Le jugement du futur
Vélibor K. se demande ce qu’il restera de ce procès inachevé. Des querelles de juristes, dont sortiront peut-être des leçons profitables, sur les autres manières, plus rapides, dont le procès aurait pu être mené ? Si, par exemple, on avait suivi l’avis des juges de première instance, favorables à une disjonction entre l’acte d’accusation sur le Kosovo et les deux autres, ou si l’on avait suivi celui de l’accusation, partisane de l’imposition d’un conseil de la défense et de l’utilisation de dossiers synthétiques donnant aux juges la possibilité d’intervenir davantage dans la conduite des débats. Des éléments de preuves recyclables dans d’autres procès. Surtout, des documents, des témoignages et des rapports qui démontrent et démontent la responsabilité de Milosevic, l’organisation et le camouflage des crimes. Vélibor en consulte quelques-uns, scannés et inventoriés sur le réseau intranet du tribunal : la vidéo des victimes d’Izbitca (Kosovo) filmée en mai 1999 par le docteur Loshi et la photographie du charnier vidé, quelques jours après, prise d’un drone ; l’ordre confidentiel de l’armée yougoslave créant le 30e centre du personnel à Belgrade dont dépendront les officiers servant dans les armées serbes de Bosnie et de Croatie ; une demande, classée secret militaire, du ministère de la Défense des Serbes de Croatie adressée à l’armée yougoslave pour se faire livrer des roquettes et des munitions ; le transcript de communications interceptées entre Milosevic et Karadzic dans lesquels ils préparent la prise des territoires convoités. À elles seules, ces quatre pièces à conviction, prises presqu’au hasard, devraient déciller bien des dupes. Si cela ne suffisait pas, le dossier en compte 1 250 autres.
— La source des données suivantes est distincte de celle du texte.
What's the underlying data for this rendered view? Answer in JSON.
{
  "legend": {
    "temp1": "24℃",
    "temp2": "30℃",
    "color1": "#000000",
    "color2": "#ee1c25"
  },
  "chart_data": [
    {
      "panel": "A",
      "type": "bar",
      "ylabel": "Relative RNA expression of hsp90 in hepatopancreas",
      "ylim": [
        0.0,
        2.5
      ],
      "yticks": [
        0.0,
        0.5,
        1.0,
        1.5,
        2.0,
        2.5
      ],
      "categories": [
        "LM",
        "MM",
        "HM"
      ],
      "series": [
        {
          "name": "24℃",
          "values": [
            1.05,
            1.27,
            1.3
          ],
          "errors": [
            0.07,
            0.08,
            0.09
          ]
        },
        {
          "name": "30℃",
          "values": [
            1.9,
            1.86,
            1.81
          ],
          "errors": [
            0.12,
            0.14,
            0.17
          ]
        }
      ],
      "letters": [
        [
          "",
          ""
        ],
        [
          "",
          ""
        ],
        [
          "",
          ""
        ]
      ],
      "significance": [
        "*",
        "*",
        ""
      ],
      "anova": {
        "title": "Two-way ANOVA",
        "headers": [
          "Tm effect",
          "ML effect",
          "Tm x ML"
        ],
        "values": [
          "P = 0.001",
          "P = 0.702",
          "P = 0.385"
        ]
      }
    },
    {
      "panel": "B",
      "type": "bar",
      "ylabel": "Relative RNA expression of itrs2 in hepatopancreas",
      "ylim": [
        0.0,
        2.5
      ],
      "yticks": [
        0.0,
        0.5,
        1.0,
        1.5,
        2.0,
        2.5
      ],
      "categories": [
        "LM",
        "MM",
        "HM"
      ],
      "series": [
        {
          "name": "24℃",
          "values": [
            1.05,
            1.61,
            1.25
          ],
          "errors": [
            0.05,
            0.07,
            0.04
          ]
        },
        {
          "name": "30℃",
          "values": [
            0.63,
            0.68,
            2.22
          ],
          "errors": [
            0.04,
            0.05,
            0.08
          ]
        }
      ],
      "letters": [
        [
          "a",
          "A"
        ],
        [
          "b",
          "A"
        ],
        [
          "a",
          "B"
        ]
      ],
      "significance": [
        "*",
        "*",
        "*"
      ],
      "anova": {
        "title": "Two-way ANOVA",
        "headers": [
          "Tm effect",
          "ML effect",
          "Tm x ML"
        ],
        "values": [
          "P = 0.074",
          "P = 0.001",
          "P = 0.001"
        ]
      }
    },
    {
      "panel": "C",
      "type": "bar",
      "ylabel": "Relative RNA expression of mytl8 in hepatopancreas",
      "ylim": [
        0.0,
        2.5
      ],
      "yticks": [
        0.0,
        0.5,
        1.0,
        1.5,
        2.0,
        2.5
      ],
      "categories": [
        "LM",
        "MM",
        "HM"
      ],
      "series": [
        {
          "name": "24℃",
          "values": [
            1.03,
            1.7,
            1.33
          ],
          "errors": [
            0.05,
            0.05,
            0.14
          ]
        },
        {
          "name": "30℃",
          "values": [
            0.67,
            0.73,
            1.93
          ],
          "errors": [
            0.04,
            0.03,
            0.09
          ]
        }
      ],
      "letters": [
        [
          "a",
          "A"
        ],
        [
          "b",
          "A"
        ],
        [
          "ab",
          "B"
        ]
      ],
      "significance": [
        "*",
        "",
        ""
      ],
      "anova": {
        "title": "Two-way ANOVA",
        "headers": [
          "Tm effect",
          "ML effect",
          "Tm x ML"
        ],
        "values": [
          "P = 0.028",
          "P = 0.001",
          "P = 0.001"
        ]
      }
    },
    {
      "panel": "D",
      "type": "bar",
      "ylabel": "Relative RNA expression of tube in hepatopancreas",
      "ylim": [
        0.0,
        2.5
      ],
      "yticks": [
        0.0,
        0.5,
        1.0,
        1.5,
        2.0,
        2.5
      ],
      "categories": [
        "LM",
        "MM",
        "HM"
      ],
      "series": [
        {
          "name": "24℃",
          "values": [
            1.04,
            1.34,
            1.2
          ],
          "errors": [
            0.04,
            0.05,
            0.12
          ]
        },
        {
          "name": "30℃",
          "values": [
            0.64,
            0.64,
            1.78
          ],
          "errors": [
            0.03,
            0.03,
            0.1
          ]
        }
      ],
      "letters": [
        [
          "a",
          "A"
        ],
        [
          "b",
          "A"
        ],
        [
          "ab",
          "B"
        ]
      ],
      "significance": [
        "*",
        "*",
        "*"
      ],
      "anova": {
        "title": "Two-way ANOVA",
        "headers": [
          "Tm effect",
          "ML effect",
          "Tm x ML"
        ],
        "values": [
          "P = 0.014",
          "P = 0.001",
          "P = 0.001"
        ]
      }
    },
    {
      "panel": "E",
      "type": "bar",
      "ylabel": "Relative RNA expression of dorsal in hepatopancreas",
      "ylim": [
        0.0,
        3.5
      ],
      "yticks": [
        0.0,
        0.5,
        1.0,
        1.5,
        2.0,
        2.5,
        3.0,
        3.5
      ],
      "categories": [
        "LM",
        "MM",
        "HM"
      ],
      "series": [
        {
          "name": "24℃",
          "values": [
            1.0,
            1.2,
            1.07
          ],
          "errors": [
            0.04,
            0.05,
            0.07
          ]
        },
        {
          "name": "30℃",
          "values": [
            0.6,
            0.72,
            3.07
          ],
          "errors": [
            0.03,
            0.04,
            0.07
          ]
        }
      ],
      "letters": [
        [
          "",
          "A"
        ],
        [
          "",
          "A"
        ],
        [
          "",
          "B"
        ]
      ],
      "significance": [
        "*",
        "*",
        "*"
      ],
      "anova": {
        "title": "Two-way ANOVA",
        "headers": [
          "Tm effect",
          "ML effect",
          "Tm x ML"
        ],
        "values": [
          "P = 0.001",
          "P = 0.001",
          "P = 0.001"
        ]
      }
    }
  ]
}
Velibor salue la documentaliste. Il reviendra le lendemain. Le procès s’est interrompu brutalement mais ses quatre années d’audience ne se sont pas pour autant volatilisées. Il est temps maintenant d’en faire la synthèse et que les chercheurs s’en emparent. En passant la porte de verre, Vélibor reconnaît le témoin qu’il a vu, quelques heures plus tôt, lors de son audition, sur les écrans du hall d’accueil qui retransmettent en continue les procès en cours. Emil Cakalic quitte aussi le tribunal. Il est déterminé à revenir si nécessaire. La mort de Milosevic n’empêchera ni l’histoire ni la mémoire de rendre justice au passé. À l’autre bout de la capitale néerlandaise, le premier détenu de la Cour pénale internationale, le Congolais Lubanga, se prépare à comparaître pour avoir enrôlé des enfants-soldats dans les rangs de ses troupes. Il passe sa première nuit à la prison de Scheveningen. La même prison où résident les inculpés du Tpiy, dans une cellule semblable à celle où Milosevic a fini ses jours.